Saturday, February 26, 2000

A feast for the mind
By Harbans Singh Virdi

THE 14th World Book Fair, which was held in Delhi from February 5 to 13 attracted lakhs of book lovers during the nine-day event. Since India is the largest publisher of books after the USA and the UK, it draws participants connected with the book trade and publishing industry not only from all over India but also from several countries of Asia, Africa and the Far East.

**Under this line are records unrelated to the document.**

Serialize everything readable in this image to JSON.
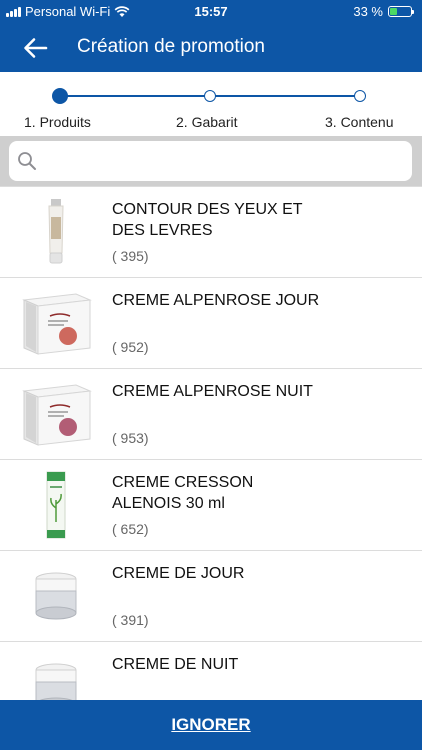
{
  "status_bar": {
    "carrier": "Personal Wi-Fi",
    "time": "15:57",
    "battery_percent": "33 %",
    "battery_level": 0.33,
    "icons": [
      "signal-icon",
      "wifi-icon",
      "battery-icon"
    ]
  },
  "header": {
    "back_icon": "arrow-left-icon",
    "title": "Création de promotion"
  },
  "stepper": {
    "steps": [
      {
        "label": "1. Produits",
        "state": "active"
      },
      {
        "label": "2. Gabarit",
        "state": "inactive"
      },
      {
        "label": "3. Contenu",
        "state": "inactive"
      }
    ]
  },
  "search": {
    "icon": "search-icon",
    "value": "",
    "placeholder": ""
  },
  "products": [
    {
      "name": "CONTOUR DES YEUX ET DES LEVRES",
      "count": "( 395)",
      "thumbnail": "tube"
    },
    {
      "name": "CREME ALPENROSE JOUR",
      "count": "( 952)",
      "thumbnail": "box"
    },
    {
      "name": "CREME ALPENROSE NUIT",
      "count": "( 953)",
      "thumbnail": "box"
    },
    {
      "name": "CREME CRESSON ALENOIS 30 ml",
      "count": "( 652)",
      "thumbnail": "green-tube"
    },
    {
      "name": "CREME DE JOUR",
      "count": "( 391)",
      "thumbnail": "jar"
    },
    {
      "name": "CREME DE NUIT",
      "count": "",
      "thumbnail": "jar"
    }
  ],
  "footer": {
    "ignore_label": "IGNORER"
  },
  "colors": {
    "primary": "#0d56a6",
    "search_band": "#cfcfcf",
    "battery_fill": "#4cd964"
  }
}
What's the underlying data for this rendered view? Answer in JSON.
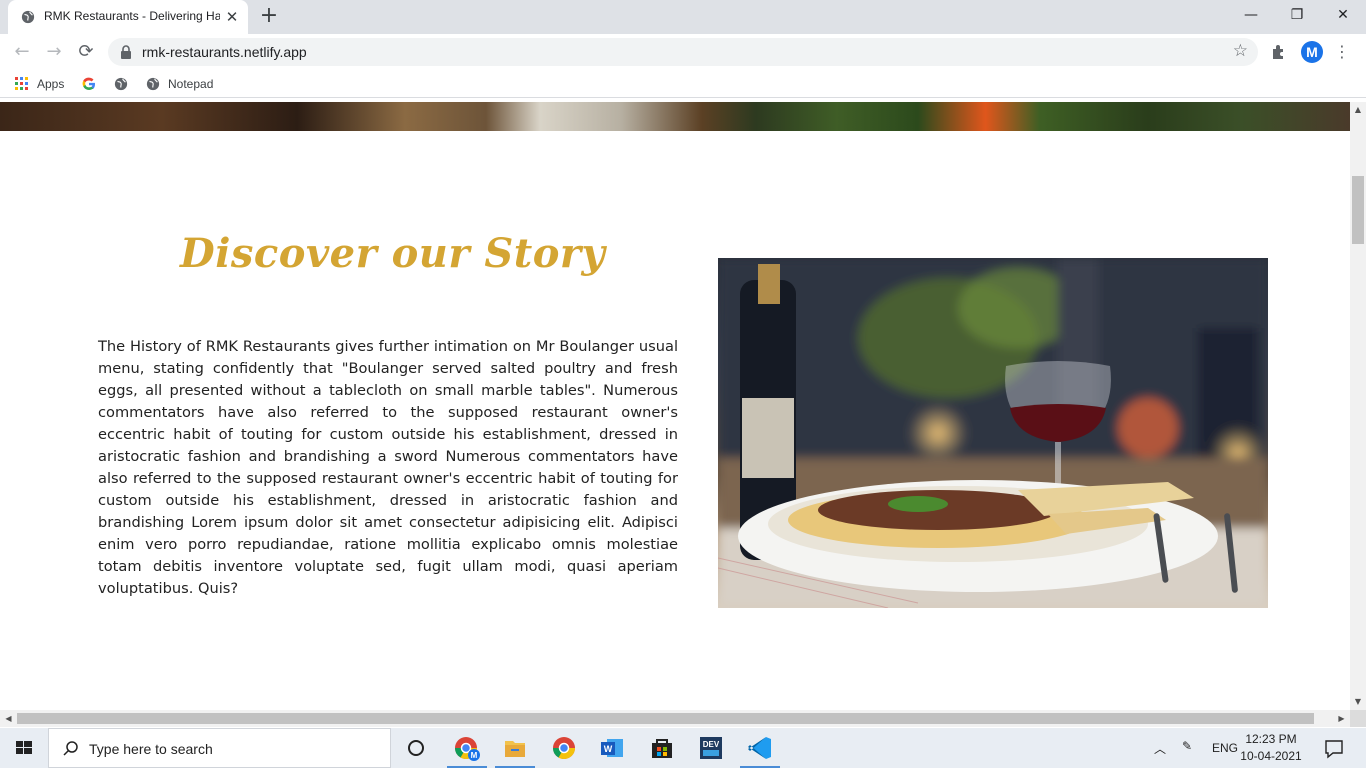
{
  "browser": {
    "tab_title": "RMK Restaurants - Delivering Happiness",
    "url": "rmk-restaurants.netlify.app",
    "bookmarks": [
      {
        "label": "Apps",
        "icon": "apps-grid-icon"
      },
      {
        "label": "",
        "icon": "google-icon"
      },
      {
        "label": "",
        "icon": "globe-icon"
      },
      {
        "label": "Notepad",
        "icon": "globe-icon"
      }
    ],
    "profile_initial": "M"
  },
  "page": {
    "story_title": "Discover our Story",
    "story_text": "The History of RMK Restaurants gives further intimation on Mr Boulanger usual menu, stating confidently that \"Boulanger served salted poultry and fresh eggs, all presented without a tablecloth on small marble tables\". Numerous commentators have also referred to the supposed restaurant owner's eccentric habit of touting for custom outside his establishment, dressed in aristocratic fashion and brandishing a sword Numerous commentators have also referred to the supposed restaurant owner's eccentric habit of touting for custom outside his establishment, dressed in aristocratic fashion and brandishing Lorem ipsum dolor sit amet consectetur adipisicing elit. Adipisci enim vero porro repudiandae, ratione mollitia explicabo omnis molestiae totam debitis inventore voluptate sed, fugit ullam modi, quasi aperiam voluptatibus. Quis?",
    "accent_color": "#d4a533"
  },
  "taskbar": {
    "search_placeholder": "Type here to search",
    "language": "ENG",
    "time": "12:23 PM",
    "date": "10-04-2021"
  }
}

The 14th World Book Fair, held recently in Delhi, was a feast for book loversThe National Book Trust which organises the show every alternate year claims the Indian version draws publishing professionals from all over the world. But it is fair enough to say at the same time that, though, the fair in India has not acquired the same status and prestige as the Frankfurt and London Book Fairs, yet the first book fair of the new millennium was a roaring success, going by the diversity and number of participants from abroad and the unending stream of visitors it attracted to the hundreds of stalls at thePragati Maidan, the venue of the book fair.

  Throughout the event, National Book Trust and the Raja Rammohun Roy Library Foundation, which is the nodal government agency for spreading the library movement in the country, organise various seminars with star speakers from India and abroad. This year the topics of seminars varied from the ‘Publishing and a learning society’ and "How and which of our books to sell abroad" to "Growing up with books: Children Literature in Developing Countries" etc etc.

The seminars attracted noted authors such as Ruskin Bond, Manoj Das, Radhika Menon and Varsha Das from India while star speakers from abroad included Rosa Maria Barboza De Araujo of Brazil, Nilli Cohen of Israel, Meta Offoson of Sweden, Moses Samkange of Zimbabwe, Porn-anong Niyonmka Horikawa of Thailand, Sybill Wettasinghe of Sri Lanka, Shinji Tajima of Japan and Caroline Feller Bauer of the USA.

Penguin (India) which had invited noted author and columnist and author of the controversial book The Company of Women Khushwant Singh on February 12, the penultimate day of the book fair. It could not be confirmed whether other noted writers like Shobha De, Arundhati Roy or Vikram Seth showed any interest in the event. Nevertheless, foreign participants and the names like Ruskin Bond and Khushwant Singh lent a touch of dignity and class to the New Delhi fair.

The theme of the 14th book fair was children in general and children’s literature in particular. Alot of discussion centred round this subject. At a seminar on "Growing up with books: Children’s literature in developing countries", speaker after speaker emphasised the need for producing cost-effective quality books, translation of children’s literature in regional languages and inculcating creativity and reading habits among children.

Some speakers were of the view that the book industry should publish books by children for children. They also asked authors of children’s literature to keep in view the special needs of children. Some participants said that the corporate world should come forward to support the publication of children’s literature.

The fair also focused on the menace of book piracy. In the international seminar on the "Anti-piracy of Books" held at the Conference Hall of the Pragati Maidan, and organised by the Federation of Publishers and Booksellers Association of India, speakers called book piracy a menace which had to be treated on par with other criminal offences. Whereas the original book carries a price tag of Rs 500, its pirated version is available for only Rs 150. To curb the practice, associations of publishers in the USA, the UK, Africa and the Asia-Pacific region have initiated anti-piracy steps involving legal action through civil and criminal courts. India has also started taking this problem seriously.

The 14th World Book Fair, undoubtedly, showcased the best in the publishing world. For instance, the German stall had exhibited books by 1999 Nobel Prize winner Guenter Grass. This stall had various other sections like religion, history, vocational education and CDs — all neatly arranged.

While established book publishers like UBS Publishers, and Distributors, Penguin (India), and Rupa may have done good business, others in the field had a poor sale during the fair. Network (India)Book Distributors, New Delhi, and Orpheus Publishers (P) Limited, Mumbai, fell in this category. Kishore of the Network (India) which specialises in computer books, said on-line buying had affected the business. He agreed that the intense competition had also reduced the chances of bulk sale.

For Chand Rangwani of Orpheus Publishing (P) Limited, it was a frustrating experience. When Rangawani failed to promote the sale of books through all possible means, he wound up his business and left for home mid-way. Admitedly, Saturdays and Sundays drew large crowds of visitors, though, very few of them turned out to be actual buyers. Most browsed through the pages and put the books back on the shelf.

Well, now hold your breath. Ever heard of a book costing Rs 75,000? This book with 183 pages contained a collection of 125 paintings by Md Farshchian, one of Iran’s finest contemporaries artists. No wonder, the book held the attention of all book lovers.